The typical off-peak service in trains per hour (tph) is:
- 6 tph to Cockfosters (Eastbound)
- 3 tph to Rayners Lane (Westbound)
- 3 tph to Uxbridge via Rayners Lane (Westbound)

The peak time service in trains per hour (tph) is:
- 12 tph to Cockfosters (Eastbound)
- 6 tph to Rayners Lane (Westbound)
- 6 tph to Uxbridge via Rayners Lane (Westbound)

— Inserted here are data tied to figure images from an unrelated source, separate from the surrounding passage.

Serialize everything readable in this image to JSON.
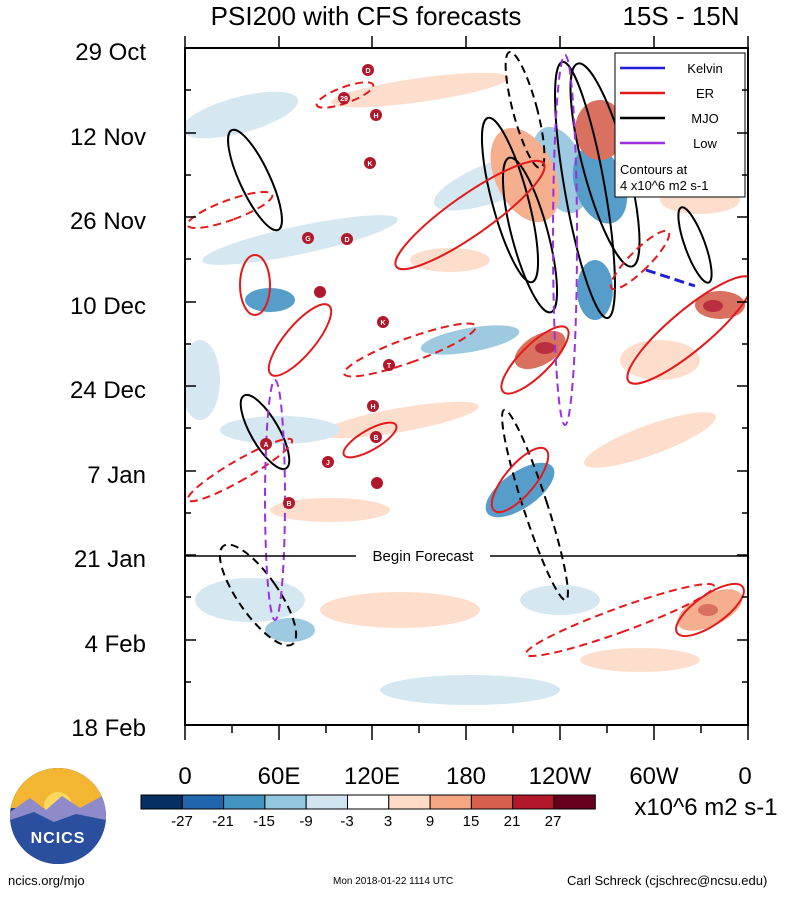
{
  "chart_data": {
    "type": "heatmap",
    "title": "PSI200 with CFS forecasts",
    "region": "15S - 15N",
    "y_tick_labels": [
      "29 Oct",
      "12 Nov",
      "26 Nov",
      "10 Dec",
      "24 Dec",
      "7 Jan",
      "21 Jan",
      "4 Feb",
      "18 Feb"
    ],
    "x_tick_labels": [
      "0",
      "60E",
      "120E",
      "180",
      "120W",
      "60W",
      "0"
    ],
    "forecast_label": "Begin Forecast",
    "forecast_start": "21 Jan",
    "colorbar": {
      "tick_labels": [
        "-27",
        "-21",
        "-15",
        "-9",
        "-3",
        "3",
        "9",
        "15",
        "21",
        "27"
      ],
      "colors": [
        "#053061",
        "#2166ac",
        "#4393c3",
        "#92c5de",
        "#d1e5f0",
        "#ffffff",
        "#fddbc7",
        "#f4a582",
        "#d6604d",
        "#b2182b",
        "#67001f"
      ],
      "units": "x10^6 m2 s-1"
    },
    "legend": {
      "entries": [
        {
          "name": "Kelvin",
          "color": "#1f1fd8"
        },
        {
          "name": "ER",
          "color": "#e31a1c"
        },
        {
          "name": "MJO",
          "color": "#000000"
        },
        {
          "name": "Low",
          "color": "#9b30e0"
        }
      ],
      "note_line1": "Contours at",
      "note_line2": "4 x10^6 m2 s-1"
    },
    "storm_labels": [
      "D",
      "29",
      "H",
      "K",
      "G",
      "D",
      "K",
      "T",
      "H",
      "B",
      "A",
      "J",
      "B"
    ]
  },
  "footer": {
    "url": "ncics.org/mjo",
    "timestamp": "Mon 2018-01-22 1114 UTC",
    "author": "Carl Schreck (cjschrec@ncsu.edu)"
  },
  "logo": {
    "text": "NCICS"
  }
}
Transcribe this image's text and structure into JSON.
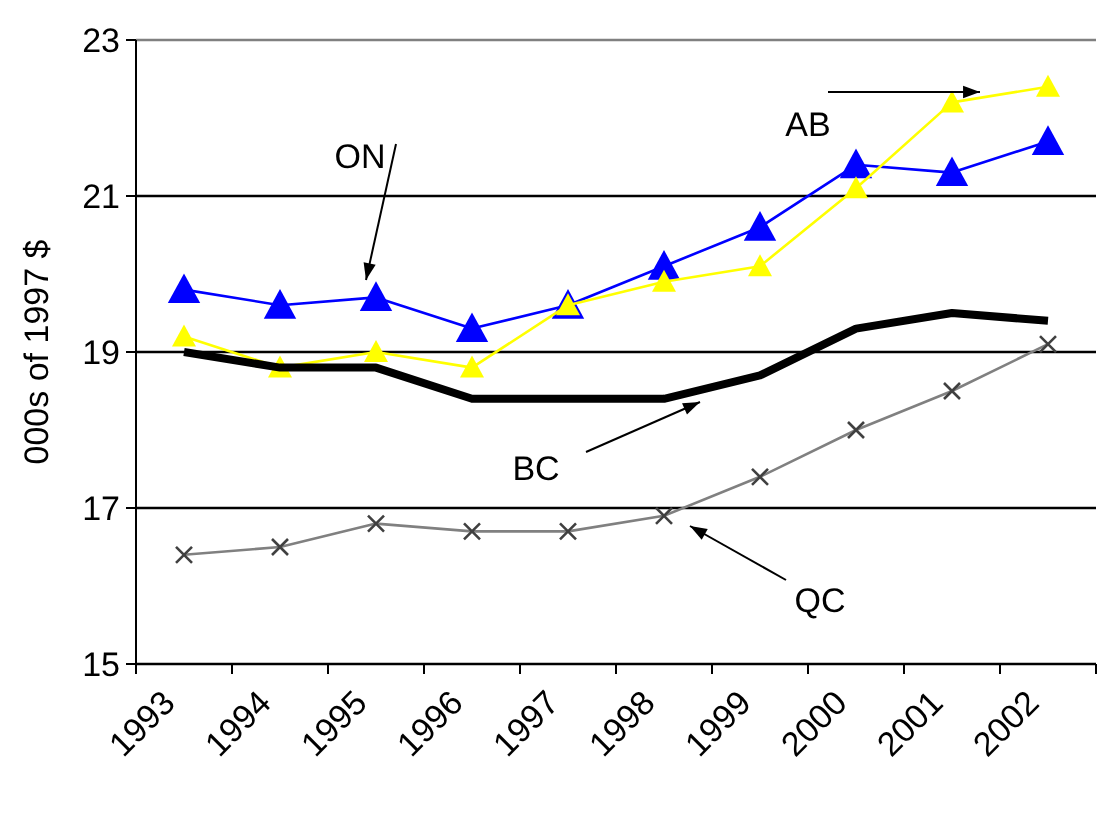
{
  "chart_data": {
    "type": "line",
    "ylabel": "000s of 1997 $",
    "categories": [
      "1993",
      "1994",
      "1995",
      "1996",
      "1997",
      "1998",
      "1999",
      "2000",
      "2001",
      "2002"
    ],
    "ylim": [
      15,
      23
    ],
    "yticks": [
      15,
      17,
      19,
      21,
      23
    ],
    "grid": "y",
    "series": [
      {
        "name": "ON",
        "color": "#0000ff",
        "marker": "triangle",
        "values": [
          19.8,
          19.6,
          19.7,
          19.3,
          19.6,
          20.1,
          20.6,
          21.4,
          21.3,
          21.7
        ]
      },
      {
        "name": "AB",
        "color": "#ffff00",
        "marker": "triangle",
        "values": [
          19.2,
          18.8,
          19.0,
          18.8,
          19.6,
          19.9,
          20.1,
          21.1,
          22.2,
          22.4
        ]
      },
      {
        "name": "BC",
        "color": "#000000",
        "marker": "none",
        "values": [
          19.0,
          18.8,
          18.8,
          18.4,
          18.4,
          18.4,
          18.7,
          19.3,
          19.5,
          19.4
        ]
      },
      {
        "name": "QC",
        "color": "#808080",
        "marker": "cross",
        "values": [
          16.4,
          16.5,
          16.8,
          16.7,
          16.7,
          16.9,
          17.4,
          18.0,
          18.5,
          19.1
        ]
      }
    ]
  }
}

| Preceding station | London Underground |  |  | Following station |
| Rayners Lane towards Uxbridge |  | Piccadilly line Uxbridge branch |  | Sudbury Hill towards Cockfosters or Arnos Grove |
Rayners Lane Terminus
| Preceding station | London Underground |  |  | Following station |
Former services
| Terminus |  | District line (1903-1910) |  | Sudbury Hill towards Upminster |
| Rayners Lane towards Uxbridge |  | District line (1910-1932) |  |
|  | District line (1932-1933) |  | Terminus |
| Terminus |  | Piccadilly line (1932-1933) |  | Sudbury Hill towards Arnos Grove or Oakwood |

==Connections==
Various London Buses routes serve the station.